Tenable Solutions

Automation

Tenable Network Security's Vulnerability Management solutions incorporate automation in a tangible way, giving you the ease of scheduling reports, scans and mundane tasks once and moving on to more pressing needs.

Continuous Monitoring

Traditionally, vulnerability management has been done as a point-in-time process. You determine when you want to look at your network, you schedule or initiate a scan, and then you wait for the results. You get an accurate picture of your vulnerabilities, traffic, and more at that one point in time. But networks are always changing, and a point-in-time scan from ten minutes ago may not give you an accurate portrayal of your network ten minutes from now. That's where continuous monitoring comes in.

With Tenable Nessus and Tenable SecurityCenter, any organization can automate scans as often as needed. Multiple discovery scans, vulnerability scans, patch audits and configuration audits can be scheduled to occur often to provide rapid discovery of new hosts, new applications and new vulnerabilities. Independent schedules of different network assets can be combined to provide as much coverage as needed. For example, you may want a scan of your DMZ to occur every six hours while only performing a credentialed patch audit once a week.

With the Tenable Passive Vulnerability Scanner, you can monitor your network's security in real-time. Each instance of the Passive Vulnerability Scanner automatically watches network traffic and reports as soon as it discovers a new host, application or vulnerability. Any firewall changes that expose unauthorized services, new web servers that are put into production, new laptops that are plugged into the network and many other types of changes that impact security are detected automatically in real-time with traffic analysis.

And only Tenable provides integration with patch management systems from Red Hat®, Microsoft® and VMware®, providing visibility into systems that are otherwise cut off from vulnerability assessments, increasing accuracy and the fidelity of patch data.

Trending & Reporting

Tenable SecurityCenter can be used to automate dashboards and reports that communicate your vulnerability management program to executives and administrators. All of the data discovered by Tenable Nessus, the Tenable Passive Vulnerability Scanner and the Tenable Log Correlation Engine may be used to create dashboards and reports that display strategic or tactical security information. For example, the following use cases can be accomplished with Tenable's suite of products:

  • For each Windows domain, the number of computers and number of missing patches can be uniquely displayed for periods of time such as the last 30 days or past year.
  • Each business unit can be scanned and tracked for discreet items, such as MS08-068, the vulnerability exploited by Confiker or if a node is or isn't running anti-virus software.
  • Each business unit can have their SLAs tested.

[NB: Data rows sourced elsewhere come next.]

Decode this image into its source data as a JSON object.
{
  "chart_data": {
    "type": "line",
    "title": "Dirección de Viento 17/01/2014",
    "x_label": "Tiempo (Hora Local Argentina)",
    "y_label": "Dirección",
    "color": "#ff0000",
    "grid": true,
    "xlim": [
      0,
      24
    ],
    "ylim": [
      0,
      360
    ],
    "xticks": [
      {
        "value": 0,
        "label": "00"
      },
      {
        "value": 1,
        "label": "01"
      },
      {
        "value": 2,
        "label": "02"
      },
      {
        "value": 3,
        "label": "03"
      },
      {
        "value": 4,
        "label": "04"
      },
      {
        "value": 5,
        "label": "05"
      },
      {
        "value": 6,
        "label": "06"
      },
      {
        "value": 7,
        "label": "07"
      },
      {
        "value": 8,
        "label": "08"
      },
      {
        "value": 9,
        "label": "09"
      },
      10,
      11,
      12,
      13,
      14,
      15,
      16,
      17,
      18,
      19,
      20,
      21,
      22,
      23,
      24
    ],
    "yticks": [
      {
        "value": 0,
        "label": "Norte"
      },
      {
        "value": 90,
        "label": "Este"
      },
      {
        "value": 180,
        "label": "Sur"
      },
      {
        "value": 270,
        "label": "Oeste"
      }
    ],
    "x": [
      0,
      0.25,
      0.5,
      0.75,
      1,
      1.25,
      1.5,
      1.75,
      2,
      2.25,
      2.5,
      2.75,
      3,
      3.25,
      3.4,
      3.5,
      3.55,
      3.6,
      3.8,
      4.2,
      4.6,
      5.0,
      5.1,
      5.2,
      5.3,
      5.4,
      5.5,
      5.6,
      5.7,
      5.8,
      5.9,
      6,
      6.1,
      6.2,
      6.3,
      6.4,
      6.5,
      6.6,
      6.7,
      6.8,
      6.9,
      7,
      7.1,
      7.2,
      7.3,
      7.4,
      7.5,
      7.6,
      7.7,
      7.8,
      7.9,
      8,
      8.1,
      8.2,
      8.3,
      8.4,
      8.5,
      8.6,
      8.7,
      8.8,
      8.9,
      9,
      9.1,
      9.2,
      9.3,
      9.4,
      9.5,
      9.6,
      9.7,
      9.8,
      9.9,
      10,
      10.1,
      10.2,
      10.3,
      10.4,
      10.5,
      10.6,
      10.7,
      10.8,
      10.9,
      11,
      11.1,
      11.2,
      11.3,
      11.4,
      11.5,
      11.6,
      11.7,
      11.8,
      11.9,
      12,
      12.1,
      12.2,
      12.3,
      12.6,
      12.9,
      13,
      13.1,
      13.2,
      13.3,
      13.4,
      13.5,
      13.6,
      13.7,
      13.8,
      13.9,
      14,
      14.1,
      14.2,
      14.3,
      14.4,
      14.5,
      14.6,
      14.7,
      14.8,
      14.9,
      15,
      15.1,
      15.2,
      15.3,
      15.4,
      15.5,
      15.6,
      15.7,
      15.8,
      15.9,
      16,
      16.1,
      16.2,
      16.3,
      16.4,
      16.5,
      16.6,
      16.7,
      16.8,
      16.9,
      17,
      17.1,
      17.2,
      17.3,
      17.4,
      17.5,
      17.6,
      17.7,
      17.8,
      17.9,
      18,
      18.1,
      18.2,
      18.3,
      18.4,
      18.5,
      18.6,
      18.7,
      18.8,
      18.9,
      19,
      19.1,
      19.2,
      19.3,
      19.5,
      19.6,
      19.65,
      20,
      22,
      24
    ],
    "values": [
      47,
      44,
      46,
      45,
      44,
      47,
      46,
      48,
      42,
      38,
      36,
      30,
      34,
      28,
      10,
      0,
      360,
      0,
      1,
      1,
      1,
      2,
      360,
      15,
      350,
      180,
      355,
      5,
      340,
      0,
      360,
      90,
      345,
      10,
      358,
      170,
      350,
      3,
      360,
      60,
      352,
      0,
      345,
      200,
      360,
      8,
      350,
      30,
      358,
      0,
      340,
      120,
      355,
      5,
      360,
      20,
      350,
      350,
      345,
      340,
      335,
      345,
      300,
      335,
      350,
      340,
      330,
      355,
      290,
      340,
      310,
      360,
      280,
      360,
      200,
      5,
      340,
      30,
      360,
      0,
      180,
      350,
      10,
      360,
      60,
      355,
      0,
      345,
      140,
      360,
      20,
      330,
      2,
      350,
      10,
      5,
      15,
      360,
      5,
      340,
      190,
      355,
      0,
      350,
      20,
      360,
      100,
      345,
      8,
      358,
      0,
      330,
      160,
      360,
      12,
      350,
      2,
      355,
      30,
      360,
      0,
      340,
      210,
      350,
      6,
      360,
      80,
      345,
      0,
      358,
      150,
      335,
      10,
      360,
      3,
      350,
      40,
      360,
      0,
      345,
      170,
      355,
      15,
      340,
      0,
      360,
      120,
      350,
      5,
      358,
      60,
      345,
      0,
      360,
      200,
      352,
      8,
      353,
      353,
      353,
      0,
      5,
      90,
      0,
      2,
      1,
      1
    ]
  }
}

For example, if your group requires all patches to be deployed within 30 days, SecurityCenter can automatically graph all vulnerabilities per business unit that have vulnerabilities older than that.
  • Reports can be automatically scheduled and emailed to CEOs, auditors and administrators that summarize vulnerability and compliance information.

Alerting

Tenable Network Security's vulnerability management system includes a sophisticated alerting protocol to notify you of attacks, system abuse, vulnerable systems, non-compliant systems and more through messages sent to you via email, to your mobile device or in-application alerts.

Tenable SecurityCenter centralizes all notifications, from up-to-the-minute alerting to scheduled checks that are tested once a day.

The alerting function is versatile enough to open tickets within Tenable SecurityCenter, send syslog messages, send notifications, send emails and/or launch scans. For example, alerts can be set that count the number of IP addresses, open ports and critical vulnerabilities for specific assets and then if this value goes above a threshold, to send an email. Alerts for events can also be set, such as opening up tickets if there is a spike in intrusion detection events. 

There are many different combinations of alerting that can be used to monitor compliance and security. Consider this short list:

  • Alerting for any assets that have missing patches older than 15 days.
  • Having FDCC audits of Windows hosts after any major software installation.
  • Performing vulnerability scans of any hosts newly discovered by a scan or the Tenable Passive Vulnerability Scanner.
  • Alerting when DMZ servers have intrusion detection events that have been correlated with known vulnerabilities.
  • Sending alerts when the number of hosts, open ports changes.
  • Alerting when any change has occurred on systems that are not supposed to be modified.
  • Sending emails when key servers have had file checksum issues indicating compromises.

Tenable SecurityCenter includes a built-in ticketing system. Alerts can open up tickets and associate vulnerability, log, configuration and event data with each ticket for tracking. Additionally, users have the ability to manually open tickets while performing analysis of vulnerability or event data.